How do I compute the time value of LEAPS. I understand that the current risk-free interest rates have some bearing. Please explain. Formulas would be helpful.
Time value is very simple to calculate. For an in-the-money option, you can derive an option's time value by subtracting its intrinsic value from the current premium. The intrinsic value is the amount that the option is in the money. Since you're interested in LEAPS, let's use one as an example. Suppose that:
- a stock is trading at 58.50
- a LEAP on the stock, a call with a strike price of 50, is asked at 17.25
The LEAP has an intrinsic value of 8.50 (58.50 minus 50), and its time value is 8.75 (17.25 minus 8.50). Note that since this option has a long life, more than half of its price is attributable to time value.
Out-of-the-money options don't have intrinsic value.
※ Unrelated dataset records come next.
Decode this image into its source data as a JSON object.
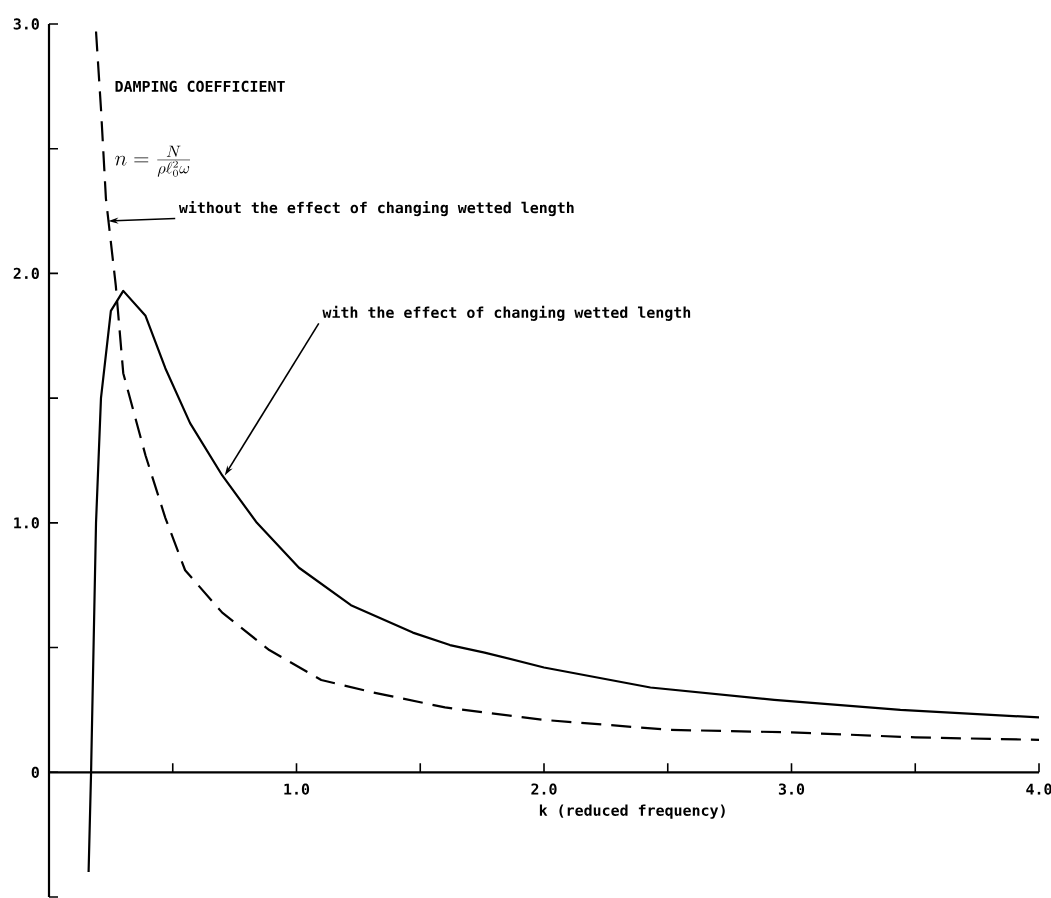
{
  "chart_data": {
    "type": "line",
    "xlabel": "k (reduced frequency)",
    "annotations": [
      "DAMPING COEFFICIENT",
      "n=\\frac{N}{\\rho \\ell_0^2\\omega}",
      {
        "text": "without the effect of changing wetted length",
        "x": 0.24,
        "y": 2.21
      },
      {
        "text": "with the effect of changing wetted length",
        "x": 0.71,
        "y": 1.19
      }
    ],
    "series": [
      {
        "color": "#000000",
        "line_style": "solid",
        "x": [
          0.16,
          0.17,
          0.19,
          0.21,
          0.25,
          0.3,
          0.39,
          0.47,
          0.57,
          0.7,
          0.84,
          1.01,
          1.22,
          1.47,
          1.62,
          1.76,
          2.0,
          2.43,
          2.93,
          3.44,
          4.0
        ],
        "values": [
          -0.4,
          0,
          1.0,
          1.5,
          1.85,
          1.93,
          1.83,
          1.62,
          1.4,
          1.19,
          1.0,
          0.82,
          0.67,
          0.56,
          0.51,
          0.48,
          0.42,
          0.34,
          0.29,
          0.25,
          0.22
        ]
      },
      {
        "color": "#000000",
        "line_style": "dashed",
        "x": [
          0.19,
          0.21,
          0.23,
          0.27,
          0.3,
          0.39,
          0.47,
          0.55,
          0.7,
          0.89,
          1.1,
          1.31,
          1.6,
          2.0,
          2.51,
          3.0,
          3.5,
          4.0
        ],
        "values": [
          2.97,
          2.66,
          2.3,
          1.95,
          1.6,
          1.27,
          1.02,
          0.81,
          0.64,
          0.49,
          0.37,
          0.32,
          0.26,
          0.21,
          0.17,
          0.16,
          0.14,
          0.13
        ]
      }
    ],
    "xlim": [
      0,
      4.0
    ],
    "ylim": [
      -0.5,
      3.0
    ],
    "xticks": [
      {
        "value": 0.5,
        "label": null
      },
      {
        "value": 1,
        "label": "1.0"
      },
      {
        "value": 1.5,
        "label": null
      },
      {
        "value": 2,
        "label": "2.0"
      },
      {
        "value": 2.5,
        "label": null
      },
      {
        "value": 3,
        "label": "3.0"
      },
      {
        "value": 3.5,
        "label": null
      },
      {
        "value": 4,
        "label": "4.0"
      }
    ],
    "yticks": [
      {
        "value": -0.5,
        "label": null
      },
      0,
      {
        "value": 0.5,
        "label": null
      },
      {
        "value": 1,
        "label": "1.0"
      },
      {
        "value": 1.5,
        "label": null
      },
      {
        "value": 2,
        "label": "2.0"
      },
      {
        "value": 2.5,
        "label": null
      },
      {
        "value": 3,
        "label": "3.0"
      }
    ]
  }
}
Therefore, their premium is made up entirely of time value. For example, if a call on the same equity has a strike price of 70 and is currently asked at 8, all of that is time value.
If you would like to predict how time decay will affect the price of an option, you can use the option's theta. Theta defines the loss in value an option will experience as time passes and is usually expressed on a per day basis. It's important to realize that theta is non-linear such that it accelerates as the option nears expiration. You can obtain an option's theta at www.phlx.com.
The October 60 call on AXP has a theta of –0.04. In other words, the option will lose about four cents per day in time value, assuming that the stock price and the volatility remain constant.
The current risk-free rate is a variable in calculating the theoretical price of an option, but it has nothing to do with time value.